The class of the race isn’t difficult to spot – it’s California Chrome. A winner of four straight – each by at least five lengths – there’s no arguing that he’s the Derby favorite. Beyond that, though, the issue becomes considerably more murky – the rest of the field a cut below but impossible to separate.
And while you’d think that would make for easy handicapping, it doesn’t. Because though California Chrome is the best, there’s cause for significant concern given his inside post position, and the lightning quick pace that figures to develop with at least six horses in the field who either want the lead or want to push those on it.
Leaving you with a favorite with questions, and about a dozen indistinguishable others.
Or, in other words, a handicapping headache. For a brief look at each of the field’s 19 horses, see yesterday’s part I.
THE RACE: As the gates open and the cavalry charge is unleashed down the Churchill Downs front stretch, the question of race – how will California Chrome deal with the oppressive speed bearing down on him? – will quickly be answered. The pressure will come from all angles, with Vicar’s in Trouble slipping up along the rail to challenge for the lead, and Wildcat Red and Chitu crushing down from the outside.

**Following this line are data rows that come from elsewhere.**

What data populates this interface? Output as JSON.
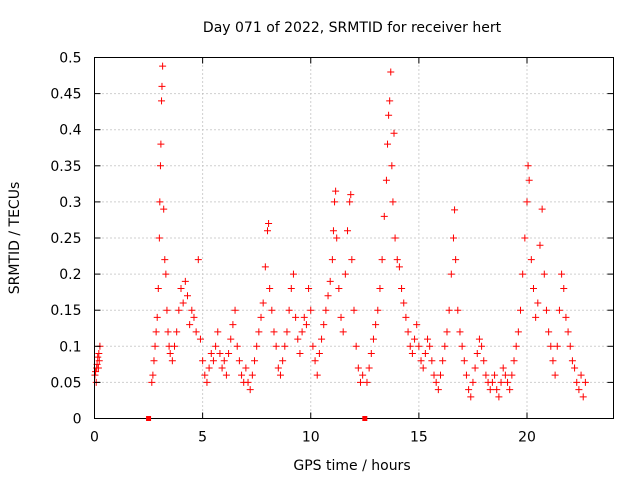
{
  "chart_data": {
    "type": "scatter",
    "title": "Day 071 of 2022, SRMTID for receiver hert",
    "xlabel": "GPS time / hours",
    "ylabel": "SRMTID / TECUs",
    "xlim": [
      0,
      24
    ],
    "ylim": [
      0,
      0.5
    ],
    "xticks": [
      "0",
      "5",
      "10",
      "15",
      "20"
    ],
    "yticks": [
      "0",
      "0.05",
      "0.1",
      "0.15",
      "0.2",
      "0.25",
      "0.3",
      "0.35",
      "0.4",
      "0.45",
      "0.5"
    ],
    "grid": true,
    "marker": "+",
    "color": "#ff0000",
    "gap_marker_hours": [
      2.5,
      12.5
    ],
    "series": [
      {
        "name": "SRMTID",
        "points": [
          [
            0.02,
            0.06
          ],
          [
            0.05,
            0.065
          ],
          [
            0.08,
            0.05
          ],
          [
            0.1,
            0.07
          ],
          [
            0.12,
            0.075
          ],
          [
            0.15,
            0.085
          ],
          [
            0.18,
            0.07
          ],
          [
            0.2,
            0.09
          ],
          [
            0.22,
            0.08
          ],
          [
            0.25,
            0.1
          ],
          [
            2.65,
            0.05
          ],
          [
            2.7,
            0.06
          ],
          [
            2.75,
            0.08
          ],
          [
            2.8,
            0.1
          ],
          [
            2.85,
            0.12
          ],
          [
            2.9,
            0.14
          ],
          [
            2.95,
            0.18
          ],
          [
            3.0,
            0.25
          ],
          [
            3.02,
            0.3
          ],
          [
            3.05,
            0.35
          ],
          [
            3.07,
            0.38
          ],
          [
            3.1,
            0.44
          ],
          [
            3.12,
            0.46
          ],
          [
            3.15,
            0.488
          ],
          [
            3.2,
            0.29
          ],
          [
            3.25,
            0.22
          ],
          [
            3.3,
            0.2
          ],
          [
            3.35,
            0.15
          ],
          [
            3.4,
            0.12
          ],
          [
            3.45,
            0.1
          ],
          [
            3.5,
            0.09
          ],
          [
            3.6,
            0.08
          ],
          [
            3.7,
            0.1
          ],
          [
            3.8,
            0.12
          ],
          [
            3.9,
            0.15
          ],
          [
            4.0,
            0.18
          ],
          [
            4.1,
            0.16
          ],
          [
            4.2,
            0.19
          ],
          [
            4.3,
            0.17
          ],
          [
            4.4,
            0.13
          ],
          [
            4.5,
            0.15
          ],
          [
            4.6,
            0.14
          ],
          [
            4.7,
            0.12
          ],
          [
            4.8,
            0.22
          ],
          [
            4.9,
            0.11
          ],
          [
            5.0,
            0.08
          ],
          [
            5.1,
            0.06
          ],
          [
            5.2,
            0.05
          ],
          [
            5.3,
            0.07
          ],
          [
            5.4,
            0.09
          ],
          [
            5.5,
            0.08
          ],
          [
            5.6,
            0.1
          ],
          [
            5.7,
            0.12
          ],
          [
            5.8,
            0.09
          ],
          [
            5.9,
            0.07
          ],
          [
            6.0,
            0.08
          ],
          [
            6.1,
            0.06
          ],
          [
            6.2,
            0.09
          ],
          [
            6.3,
            0.11
          ],
          [
            6.4,
            0.13
          ],
          [
            6.5,
            0.15
          ],
          [
            6.6,
            0.1
          ],
          [
            6.7,
            0.08
          ],
          [
            6.8,
            0.06
          ],
          [
            6.9,
            0.05
          ],
          [
            7.0,
            0.07
          ],
          [
            7.1,
            0.05
          ],
          [
            7.2,
            0.04
          ],
          [
            7.3,
            0.06
          ],
          [
            7.4,
            0.08
          ],
          [
            7.5,
            0.1
          ],
          [
            7.6,
            0.12
          ],
          [
            7.7,
            0.14
          ],
          [
            7.8,
            0.16
          ],
          [
            7.9,
            0.21
          ],
          [
            8.0,
            0.26
          ],
          [
            8.05,
            0.27
          ],
          [
            8.1,
            0.18
          ],
          [
            8.2,
            0.15
          ],
          [
            8.3,
            0.12
          ],
          [
            8.4,
            0.1
          ],
          [
            8.5,
            0.07
          ],
          [
            8.6,
            0.06
          ],
          [
            8.7,
            0.08
          ],
          [
            8.8,
            0.1
          ],
          [
            8.9,
            0.12
          ],
          [
            9.0,
            0.15
          ],
          [
            9.1,
            0.18
          ],
          [
            9.2,
            0.2
          ],
          [
            9.3,
            0.14
          ],
          [
            9.4,
            0.11
          ],
          [
            9.5,
            0.09
          ],
          [
            9.6,
            0.12
          ],
          [
            9.7,
            0.14
          ],
          [
            9.8,
            0.13
          ],
          [
            9.9,
            0.18
          ],
          [
            10.0,
            0.15
          ],
          [
            10.1,
            0.1
          ],
          [
            10.2,
            0.08
          ],
          [
            10.3,
            0.06
          ],
          [
            10.4,
            0.09
          ],
          [
            10.5,
            0.11
          ],
          [
            10.6,
            0.13
          ],
          [
            10.7,
            0.15
          ],
          [
            10.8,
            0.17
          ],
          [
            10.9,
            0.19
          ],
          [
            11.0,
            0.22
          ],
          [
            11.05,
            0.26
          ],
          [
            11.1,
            0.3
          ],
          [
            11.15,
            0.315
          ],
          [
            11.2,
            0.25
          ],
          [
            11.3,
            0.18
          ],
          [
            11.4,
            0.14
          ],
          [
            11.5,
            0.12
          ],
          [
            11.6,
            0.2
          ],
          [
            11.7,
            0.26
          ],
          [
            11.8,
            0.3
          ],
          [
            11.85,
            0.31
          ],
          [
            11.9,
            0.22
          ],
          [
            12.0,
            0.15
          ],
          [
            12.1,
            0.1
          ],
          [
            12.2,
            0.07
          ],
          [
            12.3,
            0.05
          ],
          [
            12.4,
            0.06
          ],
          [
            12.6,
            0.05
          ],
          [
            12.7,
            0.07
          ],
          [
            12.8,
            0.09
          ],
          [
            12.9,
            0.11
          ],
          [
            13.0,
            0.13
          ],
          [
            13.1,
            0.15
          ],
          [
            13.2,
            0.18
          ],
          [
            13.3,
            0.22
          ],
          [
            13.4,
            0.28
          ],
          [
            13.5,
            0.33
          ],
          [
            13.55,
            0.38
          ],
          [
            13.6,
            0.42
          ],
          [
            13.65,
            0.44
          ],
          [
            13.7,
            0.48
          ],
          [
            13.75,
            0.35
          ],
          [
            13.8,
            0.3
          ],
          [
            13.85,
            0.395
          ],
          [
            13.9,
            0.25
          ],
          [
            14.0,
            0.22
          ],
          [
            14.1,
            0.21
          ],
          [
            14.2,
            0.18
          ],
          [
            14.3,
            0.16
          ],
          [
            14.4,
            0.14
          ],
          [
            14.5,
            0.12
          ],
          [
            14.6,
            0.1
          ],
          [
            14.7,
            0.09
          ],
          [
            14.8,
            0.11
          ],
          [
            14.9,
            0.13
          ],
          [
            15.0,
            0.1
          ],
          [
            15.1,
            0.08
          ],
          [
            15.2,
            0.07
          ],
          [
            15.3,
            0.09
          ],
          [
            15.4,
            0.11
          ],
          [
            15.5,
            0.1
          ],
          [
            15.6,
            0.08
          ],
          [
            15.7,
            0.06
          ],
          [
            15.8,
            0.05
          ],
          [
            15.9,
            0.04
          ],
          [
            16.0,
            0.06
          ],
          [
            16.1,
            0.08
          ],
          [
            16.2,
            0.1
          ],
          [
            16.3,
            0.12
          ],
          [
            16.4,
            0.15
          ],
          [
            16.5,
            0.2
          ],
          [
            16.6,
            0.25
          ],
          [
            16.65,
            0.289
          ],
          [
            16.7,
            0.22
          ],
          [
            16.8,
            0.15
          ],
          [
            16.9,
            0.12
          ],
          [
            17.0,
            0.1
          ],
          [
            17.1,
            0.08
          ],
          [
            17.2,
            0.06
          ],
          [
            17.3,
            0.04
          ],
          [
            17.4,
            0.03
          ],
          [
            17.5,
            0.05
          ],
          [
            17.6,
            0.07
          ],
          [
            17.7,
            0.09
          ],
          [
            17.8,
            0.11
          ],
          [
            17.9,
            0.1
          ],
          [
            18.0,
            0.08
          ],
          [
            18.1,
            0.06
          ],
          [
            18.2,
            0.05
          ],
          [
            18.3,
            0.04
          ],
          [
            18.4,
            0.05
          ],
          [
            18.5,
            0.06
          ],
          [
            18.6,
            0.04
          ],
          [
            18.7,
            0.03
          ],
          [
            18.8,
            0.05
          ],
          [
            18.9,
            0.07
          ],
          [
            19.0,
            0.06
          ],
          [
            19.1,
            0.05
          ],
          [
            19.2,
            0.04
          ],
          [
            19.3,
            0.06
          ],
          [
            19.4,
            0.08
          ],
          [
            19.5,
            0.1
          ],
          [
            19.6,
            0.12
          ],
          [
            19.7,
            0.15
          ],
          [
            19.8,
            0.2
          ],
          [
            19.9,
            0.25
          ],
          [
            20.0,
            0.3
          ],
          [
            20.05,
            0.35
          ],
          [
            20.1,
            0.33
          ],
          [
            20.2,
            0.22
          ],
          [
            20.3,
            0.18
          ],
          [
            20.4,
            0.14
          ],
          [
            20.5,
            0.16
          ],
          [
            20.6,
            0.24
          ],
          [
            20.7,
            0.29
          ],
          [
            20.8,
            0.2
          ],
          [
            20.9,
            0.15
          ],
          [
            21.0,
            0.12
          ],
          [
            21.1,
            0.1
          ],
          [
            21.2,
            0.08
          ],
          [
            21.3,
            0.06
          ],
          [
            21.4,
            0.1
          ],
          [
            21.5,
            0.15
          ],
          [
            21.6,
            0.2
          ],
          [
            21.7,
            0.18
          ],
          [
            21.8,
            0.14
          ],
          [
            21.9,
            0.12
          ],
          [
            22.0,
            0.1
          ],
          [
            22.1,
            0.08
          ],
          [
            22.2,
            0.07
          ],
          [
            22.3,
            0.05
          ],
          [
            22.4,
            0.04
          ],
          [
            22.5,
            0.06
          ],
          [
            22.6,
            0.03
          ],
          [
            22.7,
            0.05
          ]
        ]
      }
    ]
  }
}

Early on, I think Victor Espinoza will lean on California Chrome to hustle him up with the leaders in an attempt to move him to the outside and into fresh air. It won’t be easy, though, with Uncle Sigh, General a Rod, Samraat, and Tapiture there to push the pace, as well. Behind them will emerge a second group of mid-pack runners content to let the leaders fight it out, including Candy Boy, long-shot Harry’s Holiday, Ride On Curlin, and Medal Count. A final group of deep closers – Vinceremos, Dance With Fate, We Miss Artie, Intense Holiday, Wicked Strong, and Commanding Curve will round out the field.
Through the turn and down the back stretch, much of that form will hold. Look, though, for California Chrome, having made it to the outside, to slide back in hopes of avoiding a radioactive pace set by Wildcat Red and Chitu, pushed along by the other aforementioned speed horses on their heels. Expect, also, Danza to open a hole along the rail and do what it takes to keep it open as he readies a far turn drive, and don’t be surprised if Robby Albarado has Medal Count steadily making progress into that final turn.
Where it’ll all go to chaos.
Around the far turn, California Chrome will make a dynamic run around the outside, with Danza matching the favorite up the rail. Samraat and Tapiture will move as well, though neither doing enough to stay in step with the former pair. Candy Boy will go too, with Chitu finally giving way and starting to lose ground. From deeper in the pack, real noise will be made by the now driving Medal Count, with Intense Holiday unwinding a run and looking to pick his way through traffic behind them all.
At the top of the stretch, Wildcat Red and Vicar’s in Trouble – who will have been quietly rating behind the leaders for much of the race – will sit out front. The pair, though, will be on borrowed time. California Chrome and Danza will be attacking on either side, and the dynamic run of Medal Count will begin to look more and more menacing. Tapiture and Intense Holiday will be coming as well, with Wood Memorial winner Wicked Strong revving his engine from the back.